Some women were horrifically anaemic or had uncontrolled gestational diabetics or tuberculosis.

But outright breastfeeding failure in well nourished, healthy women with full term babies?

Rare.

It still is.

LeahJack · 13/06/2018 16:38

minifingerz, that post to me sums up just about everything which puts women off breastfeeding but probably not in the way you want.

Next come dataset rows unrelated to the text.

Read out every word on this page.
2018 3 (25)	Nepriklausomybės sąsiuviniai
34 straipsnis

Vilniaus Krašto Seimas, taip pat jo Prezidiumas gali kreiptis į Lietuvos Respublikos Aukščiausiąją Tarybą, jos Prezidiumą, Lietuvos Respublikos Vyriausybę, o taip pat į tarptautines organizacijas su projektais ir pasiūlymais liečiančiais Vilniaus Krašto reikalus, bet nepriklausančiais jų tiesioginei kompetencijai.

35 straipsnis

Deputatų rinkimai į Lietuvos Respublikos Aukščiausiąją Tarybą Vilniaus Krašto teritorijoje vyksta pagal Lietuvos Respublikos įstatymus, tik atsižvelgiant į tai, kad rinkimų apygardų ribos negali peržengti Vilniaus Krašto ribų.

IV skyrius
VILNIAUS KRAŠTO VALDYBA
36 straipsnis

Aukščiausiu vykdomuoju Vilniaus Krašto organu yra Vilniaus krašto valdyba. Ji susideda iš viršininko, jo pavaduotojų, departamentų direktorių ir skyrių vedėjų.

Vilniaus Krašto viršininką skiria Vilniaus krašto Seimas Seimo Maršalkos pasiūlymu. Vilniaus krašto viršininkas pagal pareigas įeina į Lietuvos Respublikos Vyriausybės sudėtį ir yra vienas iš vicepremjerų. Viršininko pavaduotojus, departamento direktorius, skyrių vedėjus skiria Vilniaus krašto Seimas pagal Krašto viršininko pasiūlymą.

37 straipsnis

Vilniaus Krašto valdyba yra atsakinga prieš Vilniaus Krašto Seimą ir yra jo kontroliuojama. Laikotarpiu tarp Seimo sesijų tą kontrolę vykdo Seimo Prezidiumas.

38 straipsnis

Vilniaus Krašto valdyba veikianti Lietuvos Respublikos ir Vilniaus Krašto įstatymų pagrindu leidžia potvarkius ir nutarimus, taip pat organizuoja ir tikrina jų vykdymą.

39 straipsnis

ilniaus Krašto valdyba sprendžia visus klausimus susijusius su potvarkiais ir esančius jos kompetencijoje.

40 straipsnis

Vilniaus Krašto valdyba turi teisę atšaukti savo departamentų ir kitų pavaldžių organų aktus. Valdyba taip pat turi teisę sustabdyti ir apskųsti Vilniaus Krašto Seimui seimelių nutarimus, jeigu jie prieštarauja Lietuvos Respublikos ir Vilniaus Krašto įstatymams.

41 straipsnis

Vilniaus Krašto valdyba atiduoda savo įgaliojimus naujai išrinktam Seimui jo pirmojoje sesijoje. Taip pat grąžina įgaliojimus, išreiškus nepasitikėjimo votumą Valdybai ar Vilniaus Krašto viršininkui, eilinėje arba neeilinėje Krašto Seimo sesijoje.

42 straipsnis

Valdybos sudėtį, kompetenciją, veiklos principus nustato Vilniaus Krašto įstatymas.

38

It’s not actually what you’re describing that puts women off breastfeeding and engaging with support. It’s people with your attitude that put women off breastfeeding and accessing support. It’s precisely that sort of attitude which this new thinking about breastfeeding in these guidelines is rejecting. Because the Royal College of Midwives is talking to the women who don’t breastfeed and what they are saying is that the guilt tripping and shaming and blaming and nastiness that come from attitudes just like yours is what puts them off.

You are the problem. You are not the solution.

I’m so glad zealotry like yours is finally being rejected. I honestly cannot think of anything which stands a better chance of improving breastfeeding rates.

LeahJack · 13/06/2018 16:46

Because that post minifingerz, you think any woman having problems breastfeeding would read that and feel inspired to feed.

No. Because that’s not your intention. Your intention is to create shame and stigma around bottle feeding because you think that will make people want to breast feed. Plus you’ll get the age old thrill those who enjoy shaming and stigmatising get. I’m sure the nuns who used to shame unmarried mothers enjoyed a similar thrill.

But it does nothing to encourage struggling women to breastfeed. It just makes you feel good.

Moonkissedlegs · 13/06/2018 16:55

I always hate to say it on these sorts of threads but minifingerz is probably largely right.

Women know they should breastfeed but most don't want to. Because actually breastfeeding is a big old slog that most women aren't actually prepared for, hence the high starting rates and quick drop. And when there is a perfectly good alternative right there waiting, its tempting to take it.

Grasslands · 13/06/2018 17:06

I agree Moon.
Mini, other women would be able to breastfeed your child for you in some circumstances.